Dice Milan Kundera en El arte de la novela: "…la cultura europea se ve hoy bajo ataque en lo que tiene de más precioso: su respeto por el individuo, por su pensamiento original, y por su derecho a una inviolabilidad de la vida privada".2 Pero la ética cristiana, aunque personal, nunca fue pensada para ser privada, sino pública. Es una ética testimonial que llevó a muchos al martirio. Si la ética depende del carácter de Dios, entonces no puede ser una de muchas opciones éticas sino la base moral universalmente verdadera para todo individuo, en toda cultura, y en todos los tiempos.

¿Cuándo surge esta idea del carácter "privado" de la ética individual? El proceso es largo y complejo. Según muchos analistas, con el surgimiento de las ciudades renacentistas, cuando los hombres experimentaron la posibilidad, negada durante la época feudal, de orientar su propia vida. Como consecuencia, también fue desapareciendo la fe en "la Providencia" (con la que se habían justificado lamentablemente muchas injusticias).

Según este análisis, lo que sucedió fue que la disolución de la idea de una "voluntad divina" comenzó a reflejarse en el hecho de que una pregunta como "¿para qué he sido creado?", dejara de ser una pregunta viva. En lugar de esa preocupación, surgió "el sentimiento de que el hombre es el hacedor de su propio mundo… [Y que] configurar el destino propio significa vivir y actuar con los demás, pero libremente: La medida del éxito y del fracaso está en algún modo en consonancia con las demandas de la sociedad y las posibilidades que brindan los demás. En lugar de la voluntad del señor feudal, o de voluntad divina, la convivencia social se convirtió en la única medida del sistema de valores del individuo".

Pero el concepto de la moral cristiana no surge del contexto de relaciones entre hombre y hombre, sino en las relaciones del hombre con Dios. Obrar bien es obedecer a Dios porque amamos su persona, su carácter. De allí derivamos la naturaleza normativa de nuestra conducta hacia los demás.

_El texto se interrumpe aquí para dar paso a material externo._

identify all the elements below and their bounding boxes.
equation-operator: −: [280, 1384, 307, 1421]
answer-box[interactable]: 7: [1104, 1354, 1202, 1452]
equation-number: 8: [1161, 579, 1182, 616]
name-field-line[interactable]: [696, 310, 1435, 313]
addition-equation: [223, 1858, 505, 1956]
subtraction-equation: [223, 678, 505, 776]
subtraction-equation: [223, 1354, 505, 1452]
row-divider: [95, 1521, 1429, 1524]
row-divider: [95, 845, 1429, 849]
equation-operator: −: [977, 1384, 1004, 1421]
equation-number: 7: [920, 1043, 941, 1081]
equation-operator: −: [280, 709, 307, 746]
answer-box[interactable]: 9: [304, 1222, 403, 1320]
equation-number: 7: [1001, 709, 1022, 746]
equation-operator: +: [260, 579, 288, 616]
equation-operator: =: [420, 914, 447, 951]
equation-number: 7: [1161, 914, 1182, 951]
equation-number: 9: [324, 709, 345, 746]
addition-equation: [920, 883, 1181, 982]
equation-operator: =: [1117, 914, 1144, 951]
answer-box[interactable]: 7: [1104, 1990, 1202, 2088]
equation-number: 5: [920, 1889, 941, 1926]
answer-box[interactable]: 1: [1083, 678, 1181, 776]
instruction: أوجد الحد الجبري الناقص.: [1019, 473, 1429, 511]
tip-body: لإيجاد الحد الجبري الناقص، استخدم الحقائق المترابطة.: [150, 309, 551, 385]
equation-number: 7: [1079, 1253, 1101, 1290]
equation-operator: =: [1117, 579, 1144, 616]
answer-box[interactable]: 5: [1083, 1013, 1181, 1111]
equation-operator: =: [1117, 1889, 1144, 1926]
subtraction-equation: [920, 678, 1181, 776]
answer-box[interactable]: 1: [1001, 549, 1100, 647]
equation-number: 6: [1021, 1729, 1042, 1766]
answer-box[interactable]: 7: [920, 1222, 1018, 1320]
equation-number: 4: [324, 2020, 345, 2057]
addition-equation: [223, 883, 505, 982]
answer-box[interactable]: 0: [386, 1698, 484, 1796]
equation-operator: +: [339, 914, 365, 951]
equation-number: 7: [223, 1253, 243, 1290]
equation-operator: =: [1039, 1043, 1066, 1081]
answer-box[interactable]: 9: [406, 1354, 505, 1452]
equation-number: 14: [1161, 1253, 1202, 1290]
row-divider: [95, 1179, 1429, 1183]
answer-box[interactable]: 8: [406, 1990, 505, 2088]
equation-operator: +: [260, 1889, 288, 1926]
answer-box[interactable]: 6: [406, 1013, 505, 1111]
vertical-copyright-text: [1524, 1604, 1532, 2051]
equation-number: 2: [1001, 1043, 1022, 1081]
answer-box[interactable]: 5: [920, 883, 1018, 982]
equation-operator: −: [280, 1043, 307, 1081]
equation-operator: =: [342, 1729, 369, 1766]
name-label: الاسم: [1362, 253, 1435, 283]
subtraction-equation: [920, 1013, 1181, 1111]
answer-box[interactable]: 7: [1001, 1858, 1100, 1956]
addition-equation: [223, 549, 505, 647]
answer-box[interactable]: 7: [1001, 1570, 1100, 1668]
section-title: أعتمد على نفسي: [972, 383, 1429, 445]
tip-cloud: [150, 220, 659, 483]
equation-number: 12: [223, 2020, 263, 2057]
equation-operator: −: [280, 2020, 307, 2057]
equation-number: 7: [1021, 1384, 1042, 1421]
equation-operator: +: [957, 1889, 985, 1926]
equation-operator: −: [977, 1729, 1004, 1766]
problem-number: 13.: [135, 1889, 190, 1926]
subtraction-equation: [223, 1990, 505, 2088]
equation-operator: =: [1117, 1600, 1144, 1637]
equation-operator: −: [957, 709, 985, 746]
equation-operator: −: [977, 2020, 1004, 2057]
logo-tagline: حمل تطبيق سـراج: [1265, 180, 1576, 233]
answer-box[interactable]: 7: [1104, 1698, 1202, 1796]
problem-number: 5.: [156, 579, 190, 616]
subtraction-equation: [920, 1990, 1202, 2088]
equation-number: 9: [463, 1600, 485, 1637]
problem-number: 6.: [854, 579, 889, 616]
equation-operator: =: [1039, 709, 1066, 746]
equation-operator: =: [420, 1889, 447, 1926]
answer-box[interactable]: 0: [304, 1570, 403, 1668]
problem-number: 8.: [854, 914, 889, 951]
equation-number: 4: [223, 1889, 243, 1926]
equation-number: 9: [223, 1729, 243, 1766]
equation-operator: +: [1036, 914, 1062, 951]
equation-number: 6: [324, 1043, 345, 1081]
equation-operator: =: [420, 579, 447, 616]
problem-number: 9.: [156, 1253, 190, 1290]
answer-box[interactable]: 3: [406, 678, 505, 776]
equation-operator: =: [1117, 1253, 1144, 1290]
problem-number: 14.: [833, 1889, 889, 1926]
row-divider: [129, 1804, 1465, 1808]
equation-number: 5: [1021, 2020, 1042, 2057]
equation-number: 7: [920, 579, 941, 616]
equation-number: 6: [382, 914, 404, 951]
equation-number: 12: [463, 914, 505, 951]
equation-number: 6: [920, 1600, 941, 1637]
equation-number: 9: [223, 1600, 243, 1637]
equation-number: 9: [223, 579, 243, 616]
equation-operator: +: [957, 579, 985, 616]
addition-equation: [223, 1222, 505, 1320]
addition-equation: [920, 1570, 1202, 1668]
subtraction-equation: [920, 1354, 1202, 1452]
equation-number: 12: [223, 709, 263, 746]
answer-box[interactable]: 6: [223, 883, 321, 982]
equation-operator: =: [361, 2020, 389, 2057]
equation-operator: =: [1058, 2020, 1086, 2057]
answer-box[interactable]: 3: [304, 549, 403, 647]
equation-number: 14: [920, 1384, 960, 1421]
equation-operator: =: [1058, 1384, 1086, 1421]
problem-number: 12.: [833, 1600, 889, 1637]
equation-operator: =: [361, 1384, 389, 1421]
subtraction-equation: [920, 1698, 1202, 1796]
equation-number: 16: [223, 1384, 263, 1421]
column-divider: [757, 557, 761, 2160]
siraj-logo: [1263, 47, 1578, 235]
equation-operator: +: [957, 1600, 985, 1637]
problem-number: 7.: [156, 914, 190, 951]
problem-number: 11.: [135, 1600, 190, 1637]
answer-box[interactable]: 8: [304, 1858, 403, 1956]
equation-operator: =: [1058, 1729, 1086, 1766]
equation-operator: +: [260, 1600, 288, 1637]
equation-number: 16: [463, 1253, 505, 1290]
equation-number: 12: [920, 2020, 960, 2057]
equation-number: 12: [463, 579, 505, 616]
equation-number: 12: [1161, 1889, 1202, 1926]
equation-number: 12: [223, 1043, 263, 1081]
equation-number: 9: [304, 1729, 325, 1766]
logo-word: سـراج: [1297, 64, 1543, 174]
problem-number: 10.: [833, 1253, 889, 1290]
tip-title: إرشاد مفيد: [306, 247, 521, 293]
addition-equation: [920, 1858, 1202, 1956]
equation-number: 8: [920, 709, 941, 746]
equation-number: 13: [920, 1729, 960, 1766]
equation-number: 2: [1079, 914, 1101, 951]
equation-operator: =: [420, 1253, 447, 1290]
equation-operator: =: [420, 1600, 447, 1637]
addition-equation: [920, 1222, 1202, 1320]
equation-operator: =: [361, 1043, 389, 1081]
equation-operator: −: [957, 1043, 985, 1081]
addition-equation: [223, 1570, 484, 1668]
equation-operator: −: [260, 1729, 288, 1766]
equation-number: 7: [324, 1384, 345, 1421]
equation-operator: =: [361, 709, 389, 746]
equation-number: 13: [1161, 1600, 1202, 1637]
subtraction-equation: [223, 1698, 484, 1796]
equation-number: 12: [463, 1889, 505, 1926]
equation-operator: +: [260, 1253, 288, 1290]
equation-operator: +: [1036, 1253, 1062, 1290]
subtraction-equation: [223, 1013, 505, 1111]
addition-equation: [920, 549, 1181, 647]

Obrar mal es alejarnos del carácter de Dios; es pecar, o no dar en el blanco.

De allí entonces, que la ética no pueda dejar de ser, como dijimos, personal y social a la vez: puesto que Dios nos pide compartir su preocupación por los hombres, nuestra ética es social. Y jamás podrá ser privada y no pública, porque Dios nos pide, por amor al mundo, hacer que nuestra pública obediencia a él sea su forma de alcanzarlo.

La ética personal, vivida con integridad y por amor a Dios, es por lo tanto, inescapablemente social y pública.